Chapter Two
Everyone saw what happened at The Bronze on the news. The piles of the dead, the message in blood, HE IS RISEN. Few saw the less literal writing on the wall.
There was school the next day, as if nothing unusual happened at all. Some of the seats were empty in class, some of the students were especially quiet, anxiously eying the spaces their friends normally occupied. Other students hardly noticed.
Shafts of sunlight beamed through the tall windows of the computer lab like a blessing, and the classroom was alive with chatter. But for Jenny, the mood of the day was captured by the black backgrounds and dark text favoured by those in the technopagan community, as she trawled the Internet for omens and portents, some way to make sense of what had happened the night before. She'd given her students a period of free lab time so she could concentrate, and most of them took the opportunity to gossip instead of use the computers. Despite her intentions, she could overhear them trading stories about various horrors they'd seen in Sunnydale, each one confirming her suspicion that there was something deeply evil about the place.
She'd just managed to get a hold of an expert on blood rites and human sacrifices in a chat room, when one of the students approached her desk.
"Is this important?" she asked, without taking her eyes off the screen.
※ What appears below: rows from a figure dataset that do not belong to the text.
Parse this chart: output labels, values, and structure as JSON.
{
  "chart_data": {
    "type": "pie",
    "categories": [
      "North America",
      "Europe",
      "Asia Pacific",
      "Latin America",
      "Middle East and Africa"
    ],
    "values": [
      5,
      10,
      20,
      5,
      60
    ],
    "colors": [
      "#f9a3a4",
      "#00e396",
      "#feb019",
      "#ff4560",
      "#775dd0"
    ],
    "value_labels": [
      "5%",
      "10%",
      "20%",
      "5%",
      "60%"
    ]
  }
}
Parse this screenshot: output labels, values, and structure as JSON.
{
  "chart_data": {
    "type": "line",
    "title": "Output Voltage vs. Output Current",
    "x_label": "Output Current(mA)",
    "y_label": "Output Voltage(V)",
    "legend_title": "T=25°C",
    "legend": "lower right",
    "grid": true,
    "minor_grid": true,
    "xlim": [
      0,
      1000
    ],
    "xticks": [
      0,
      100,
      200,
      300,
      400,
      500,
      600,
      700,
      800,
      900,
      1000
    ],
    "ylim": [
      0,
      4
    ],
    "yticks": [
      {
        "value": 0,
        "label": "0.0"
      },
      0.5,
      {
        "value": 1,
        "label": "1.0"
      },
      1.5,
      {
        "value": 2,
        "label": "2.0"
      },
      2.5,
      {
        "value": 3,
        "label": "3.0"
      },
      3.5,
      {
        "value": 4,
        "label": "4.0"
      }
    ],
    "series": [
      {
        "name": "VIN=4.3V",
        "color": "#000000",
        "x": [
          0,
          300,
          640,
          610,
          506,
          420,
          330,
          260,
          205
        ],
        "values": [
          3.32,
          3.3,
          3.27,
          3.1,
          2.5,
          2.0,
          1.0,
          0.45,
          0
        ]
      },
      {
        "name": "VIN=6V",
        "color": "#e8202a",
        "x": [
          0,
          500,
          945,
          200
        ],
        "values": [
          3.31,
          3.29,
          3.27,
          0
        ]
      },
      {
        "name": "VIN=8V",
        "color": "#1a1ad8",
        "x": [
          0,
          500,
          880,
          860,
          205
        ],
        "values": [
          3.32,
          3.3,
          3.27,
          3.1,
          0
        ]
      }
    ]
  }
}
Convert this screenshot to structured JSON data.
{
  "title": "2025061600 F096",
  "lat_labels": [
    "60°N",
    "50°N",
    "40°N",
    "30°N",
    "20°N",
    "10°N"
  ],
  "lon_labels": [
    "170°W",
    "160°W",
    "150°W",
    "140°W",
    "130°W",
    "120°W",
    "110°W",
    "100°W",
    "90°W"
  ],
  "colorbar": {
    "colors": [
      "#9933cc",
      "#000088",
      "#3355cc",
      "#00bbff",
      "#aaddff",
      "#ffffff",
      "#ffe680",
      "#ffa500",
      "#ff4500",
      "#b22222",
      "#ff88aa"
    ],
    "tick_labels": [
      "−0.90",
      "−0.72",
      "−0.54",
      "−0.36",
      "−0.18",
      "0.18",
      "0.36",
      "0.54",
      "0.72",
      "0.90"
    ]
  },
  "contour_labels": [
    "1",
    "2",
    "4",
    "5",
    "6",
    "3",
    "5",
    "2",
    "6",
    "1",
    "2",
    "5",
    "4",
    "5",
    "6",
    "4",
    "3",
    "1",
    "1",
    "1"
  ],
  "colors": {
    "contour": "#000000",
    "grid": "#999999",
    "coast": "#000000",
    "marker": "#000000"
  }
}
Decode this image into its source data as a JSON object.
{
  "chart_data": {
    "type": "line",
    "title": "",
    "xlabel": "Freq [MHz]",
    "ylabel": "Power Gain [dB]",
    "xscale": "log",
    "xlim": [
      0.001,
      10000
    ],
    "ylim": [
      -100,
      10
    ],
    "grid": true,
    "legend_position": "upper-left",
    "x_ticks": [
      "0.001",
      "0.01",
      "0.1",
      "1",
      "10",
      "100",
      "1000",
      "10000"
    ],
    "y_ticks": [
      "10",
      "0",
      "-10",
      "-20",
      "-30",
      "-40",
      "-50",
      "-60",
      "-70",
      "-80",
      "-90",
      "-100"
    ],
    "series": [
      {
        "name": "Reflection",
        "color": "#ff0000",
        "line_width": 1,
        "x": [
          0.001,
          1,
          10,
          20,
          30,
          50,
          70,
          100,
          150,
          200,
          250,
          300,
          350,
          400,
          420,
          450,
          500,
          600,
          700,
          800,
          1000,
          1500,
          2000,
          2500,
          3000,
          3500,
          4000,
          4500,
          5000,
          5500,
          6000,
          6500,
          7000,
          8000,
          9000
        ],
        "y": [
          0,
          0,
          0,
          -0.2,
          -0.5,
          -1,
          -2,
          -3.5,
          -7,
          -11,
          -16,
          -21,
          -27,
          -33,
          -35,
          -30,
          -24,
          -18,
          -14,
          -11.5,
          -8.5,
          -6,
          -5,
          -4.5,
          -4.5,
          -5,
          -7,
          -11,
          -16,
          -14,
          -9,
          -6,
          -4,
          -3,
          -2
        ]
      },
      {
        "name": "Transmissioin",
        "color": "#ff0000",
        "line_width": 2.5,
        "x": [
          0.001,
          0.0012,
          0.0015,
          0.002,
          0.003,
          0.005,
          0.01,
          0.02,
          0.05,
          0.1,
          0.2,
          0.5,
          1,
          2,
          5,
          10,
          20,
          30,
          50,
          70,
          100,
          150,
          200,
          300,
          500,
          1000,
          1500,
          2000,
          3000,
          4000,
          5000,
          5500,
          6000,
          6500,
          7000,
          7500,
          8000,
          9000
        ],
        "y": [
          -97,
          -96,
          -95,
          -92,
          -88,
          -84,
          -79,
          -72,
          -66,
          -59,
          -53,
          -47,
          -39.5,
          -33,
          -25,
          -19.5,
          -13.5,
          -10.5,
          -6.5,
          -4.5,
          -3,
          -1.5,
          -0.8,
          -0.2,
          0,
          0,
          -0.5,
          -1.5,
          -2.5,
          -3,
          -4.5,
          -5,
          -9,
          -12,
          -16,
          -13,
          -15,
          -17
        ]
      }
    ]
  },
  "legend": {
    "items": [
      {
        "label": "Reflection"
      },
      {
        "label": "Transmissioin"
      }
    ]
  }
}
"I was just wondering if you've seen Willow around?"
Jenny paused. Willow's absence was the first that she noticed that morning. The girl was always so bright and eager to learn, the best in the class, and the emptiness of her workstation was conspicuous.
She turned her attention to the boy. His face was tense, and his eyes wide, like a lost child.
"No, I haven't," she answered gently. "Xander, right?"
He nodded and shuffled his feet. "It's just, I know she loves your class, so if she knew she was going to miss it, maybe –"
"I'm sorry," Jenny said sincerely. Maybe too sincerely, too final-sounding.
Xander shrugged it off. "Gotta congratulate her tomorrow," he said, smiling weakly. "First time playing hooky."
Jenny returned his smile with one just as weak, and he went back to his desk. She watched him – fidgeting restlessly one moment, still and staring the next – for a while, before she remembered that she was in the midst of a conversation that could provide answers.
Giles was alone in the library, as was usually the case. When he'd first seen the place, he'd thought it was perfect – lots of space for training, room for his personal collection of occult texts as well as weapons, and hardly ever frequented by students. Despite the school building it was a part of, the library felt old, with weight and substance, like the libraries he was used to in England.
Without a Slayer, it was, all of it, truly empty.
Earlier in the day, Giles had called everyone he could think of – running up the school's long-distance bill, but that would hardly matter if everyone was dead the next day. He'd discussed, and pleaded, and argued with everyone he could get a hold of. But the Slayer was bound elsewhere. The Council wasn't sending any help at all –
Not immediately, anyways, he reminded himself. The Slayer's change of plans was a surprise to everyone, of course the Council needed time to deliberate, to make the best decision. Giles may have had his differences with them in the past, but they wouldn't abandon an entire town. They'd send help soon.
But for the moment, for that swiftly approaching nightfall, Giles was alone.
The study table was piled high with books, as he searched desperately for something he could do to forestall whatever attack was certain to come. The diaries of past Watchers offered no guidance; they'd all had Slayers to face down the demons. He had weapons, but no one to wield them.
Except, he realized, that wasn't quite true.
There was something he could do. Really, it was the only thing.